I've been having the same discussion all week so I'd be interested, too. I bought these 4 fish labeled Blue Acara and someone (knowlegable) said he thought they were probably Green Terrors. They're so similar it's really hard to tell them apart when they're young. Plus add to the fact they're probably being inter-bred.
Having a hard time getting this to post, I'll try again. Here's the pic of one of the 4 I got.


----------



## convictkid (Jul 28, 2004)

Thats most def a GT, but ur right it could possibly be mixed.


----------



## MetalHead06351 (Oct 3, 2007)

I agree, definitly a gt.


----------



## ksane (Mar 19, 2008)

I'm thrilled with the fish now after seeing how they act.
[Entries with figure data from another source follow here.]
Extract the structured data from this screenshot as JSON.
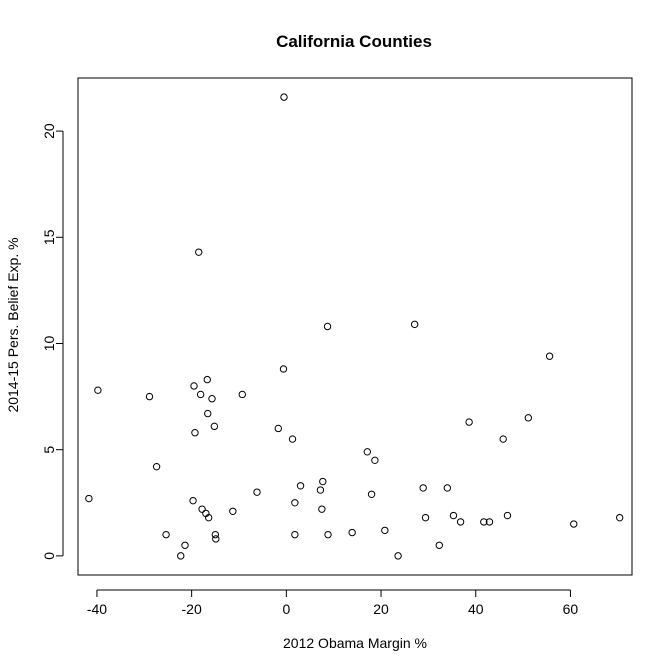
{
  "chart_data": {
    "type": "scatter",
    "title": "California Counties",
    "xlabel": "2012 Obama Margin %",
    "ylabel": "2014-15 Pers. Belief Exp. %",
    "xlim": [
      -44,
      73
    ],
    "ylim": [
      -0.9,
      22.5
    ],
    "xticks": [
      -40,
      -20,
      0,
      20,
      40,
      60
    ],
    "yticks": [
      0,
      5,
      10,
      15,
      20
    ],
    "xtick_labels": [
      "-40",
      "-20",
      "0",
      "20",
      "40",
      "60"
    ],
    "ytick_labels": [
      "0",
      "5",
      "10",
      "15",
      "20"
    ],
    "grid": false,
    "legend": "none",
    "marker": "open-circle",
    "points": [
      {
        "x": -41.7,
        "y": 2.7
      },
      {
        "x": -39.8,
        "y": 7.8
      },
      {
        "x": -28.9,
        "y": 7.5
      },
      {
        "x": -27.4,
        "y": 4.2
      },
      {
        "x": -25.4,
        "y": 1.0
      },
      {
        "x": -22.3,
        "y": 0.0
      },
      {
        "x": -21.4,
        "y": 0.5
      },
      {
        "x": -19.7,
        "y": 2.6
      },
      {
        "x": -19.5,
        "y": 8.0
      },
      {
        "x": -19.3,
        "y": 5.8
      },
      {
        "x": -18.5,
        "y": 14.3
      },
      {
        "x": -18.1,
        "y": 7.6
      },
      {
        "x": -17.8,
        "y": 2.2
      },
      {
        "x": -17.0,
        "y": 2.0
      },
      {
        "x": -16.7,
        "y": 8.3
      },
      {
        "x": -16.6,
        "y": 6.7
      },
      {
        "x": -16.4,
        "y": 1.8
      },
      {
        "x": -15.7,
        "y": 7.4
      },
      {
        "x": -15.2,
        "y": 6.1
      },
      {
        "x": -15.0,
        "y": 1.0
      },
      {
        "x": -14.9,
        "y": 0.8
      },
      {
        "x": -11.3,
        "y": 2.1
      },
      {
        "x": -9.3,
        "y": 7.6
      },
      {
        "x": -6.2,
        "y": 3.0
      },
      {
        "x": -1.7,
        "y": 6.0
      },
      {
        "x": -0.5,
        "y": 21.6
      },
      {
        "x": -0.6,
        "y": 8.8
      },
      {
        "x": 1.3,
        "y": 5.5
      },
      {
        "x": 1.8,
        "y": 2.5
      },
      {
        "x": 1.8,
        "y": 1.0
      },
      {
        "x": 3.0,
        "y": 3.3
      },
      {
        "x": 7.2,
        "y": 3.1
      },
      {
        "x": 7.5,
        "y": 2.2
      },
      {
        "x": 7.7,
        "y": 3.5
      },
      {
        "x": 8.7,
        "y": 10.8
      },
      {
        "x": 8.8,
        "y": 1.0
      },
      {
        "x": 13.9,
        "y": 1.1
      },
      {
        "x": 17.1,
        "y": 4.9
      },
      {
        "x": 18.0,
        "y": 2.9
      },
      {
        "x": 18.7,
        "y": 4.5
      },
      {
        "x": 20.8,
        "y": 1.2
      },
      {
        "x": 23.6,
        "y": 0.0
      },
      {
        "x": 27.1,
        "y": 10.9
      },
      {
        "x": 28.9,
        "y": 3.2
      },
      {
        "x": 29.4,
        "y": 1.8
      },
      {
        "x": 32.3,
        "y": 0.5
      },
      {
        "x": 34.0,
        "y": 3.2
      },
      {
        "x": 35.3,
        "y": 1.9
      },
      {
        "x": 36.8,
        "y": 1.6
      },
      {
        "x": 38.6,
        "y": 6.3
      },
      {
        "x": 41.7,
        "y": 1.6
      },
      {
        "x": 42.9,
        "y": 1.6
      },
      {
        "x": 45.8,
        "y": 5.5
      },
      {
        "x": 46.7,
        "y": 1.9
      },
      {
        "x": 51.1,
        "y": 6.5
      },
      {
        "x": 55.6,
        "y": 9.4
      },
      {
        "x": 60.7,
        "y": 1.5
      },
      {
        "x": 70.4,
        "y": 1.8
      }
    ]
  }
}
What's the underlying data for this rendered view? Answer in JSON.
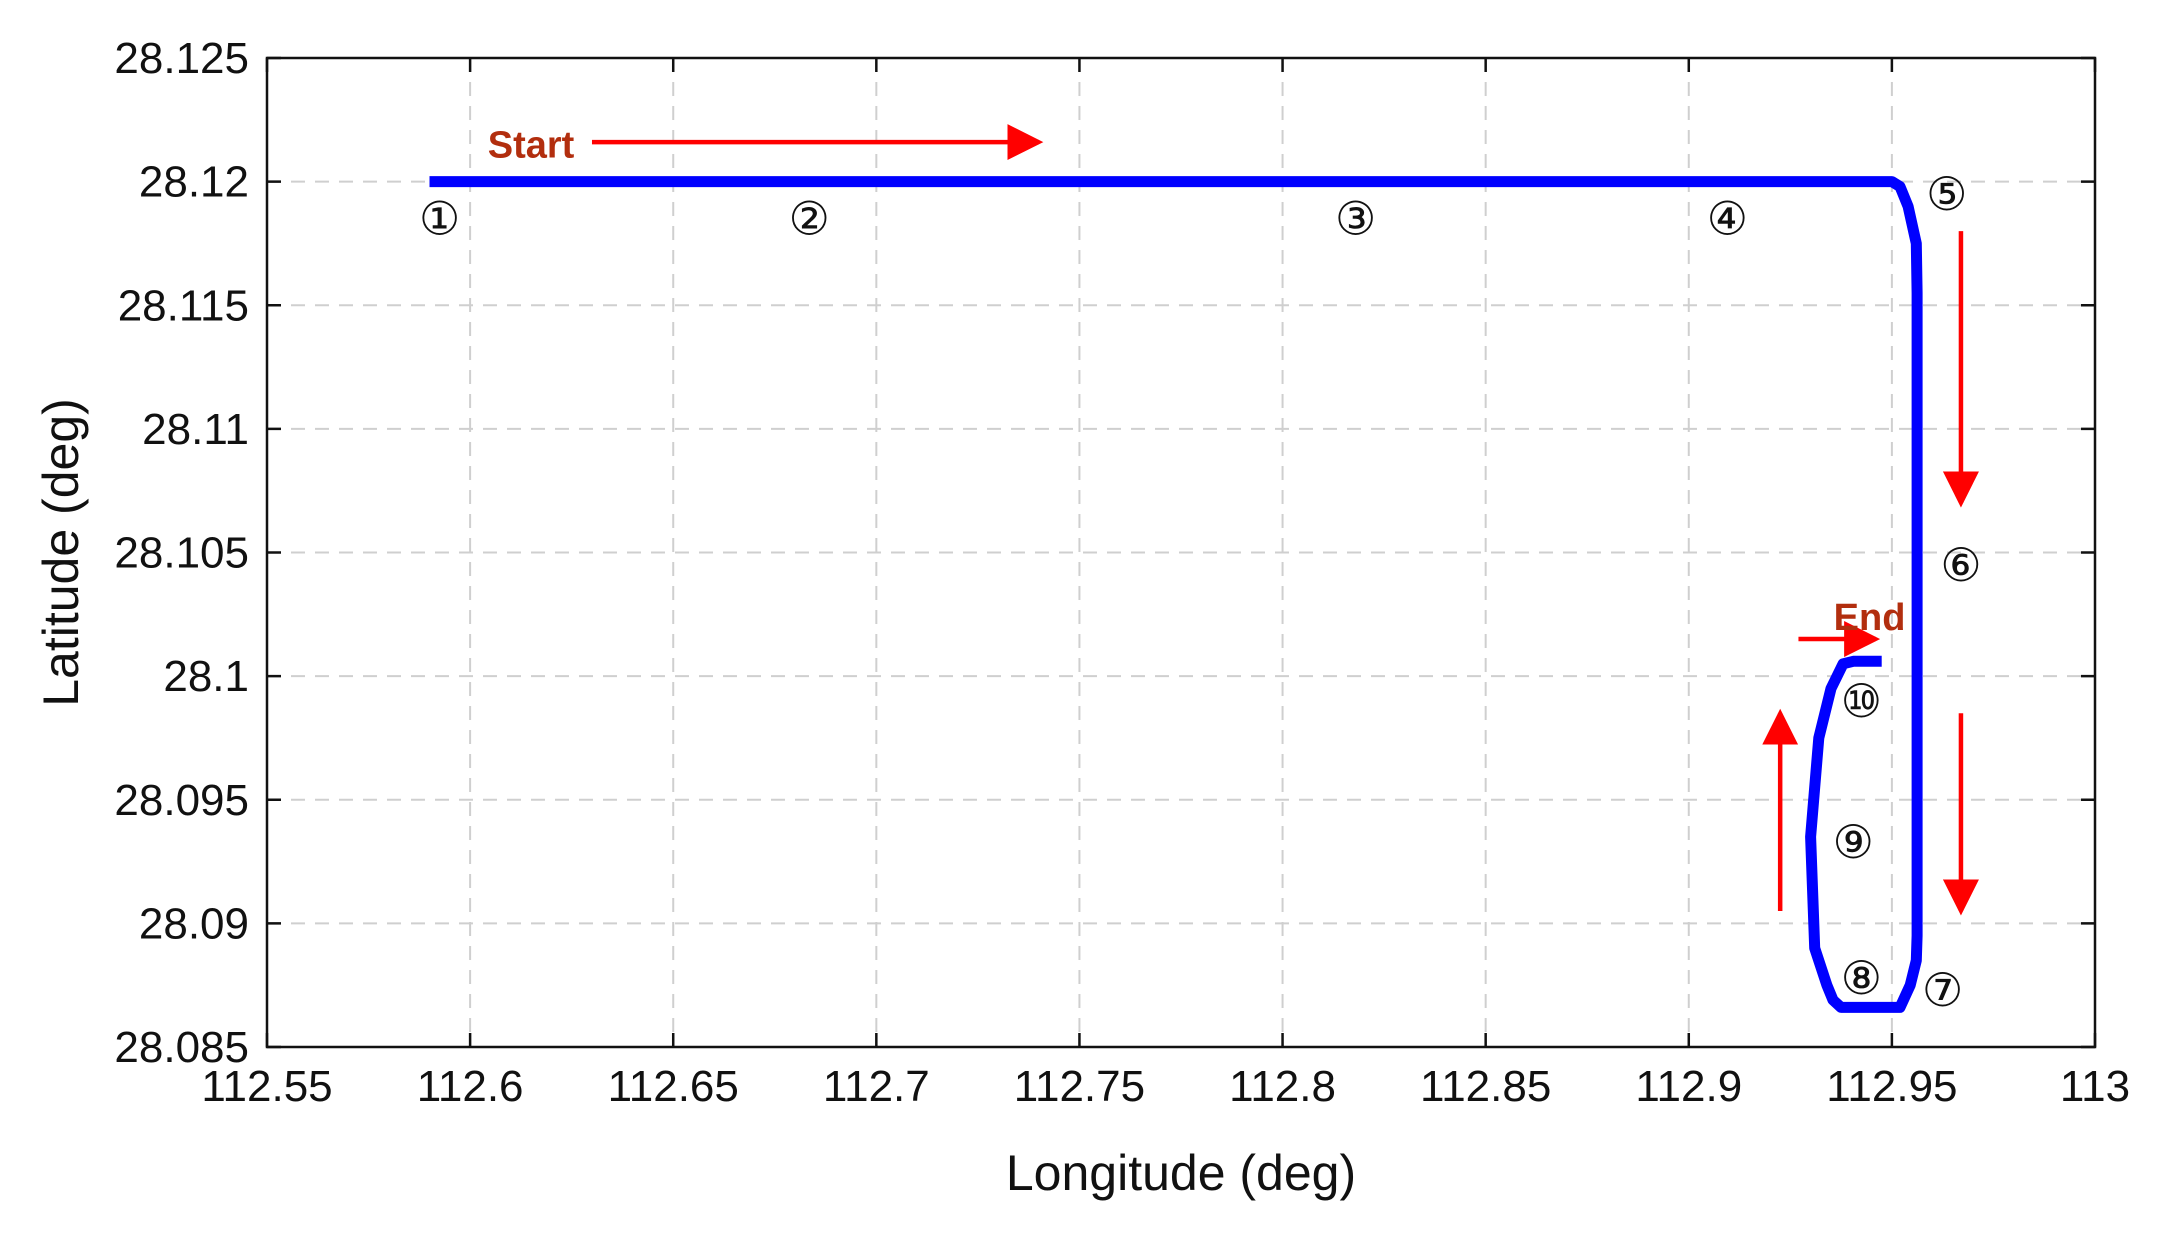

Beg like Oscars, they practically do flips when I walk up to the tank. They'll literally eat anything I put in the tank. If I'd have know this is what GT's were like I'd have had them a loooooong time ago. If Green Terrors are so much like Blue Acaras....what exactly is the difference? I was also told their personalities are very similar, too.
Here's a better picture on one of the others showing all the colors. These guys are under 2" and their colors are so pretty. I can only imagine how gorgeous they'll be full grown.


----------



## HONDO (May 4, 2008)

huh, interesting that other people are having the same confusion. what traits can clearly distinguish a blue acara from a gt? anyone have true blue acaras that they know are not gts?


----------



## jcushing (Apr 6, 2008)

they look real similar when young so thats usually the confusion, there shouldnt be much confusion though once htey get larger.

id love to see some pics of some blues though :thumb:


----------



## fishyfishyfish (May 8, 2008)

Heres a couple of pictures of my green terrors, (assuming they are acara's they seem to be very similar)

They are 7" male & 5" female

Is there any difference in size / temperament etc???

Plus i can't think of a nicer looking cichlid than gt's so if they are gt's then bonus.


----------



## ksane (Mar 19, 2008)

I'm not near the expert some are but judging from the side and pretty color on their fins I think they're Green Terrors. Blue Acaras supposedly don't have that cool red lining on their tails.
That's a gorgeous pair!
Blue Acaras supposdely max out at 6", too.


----------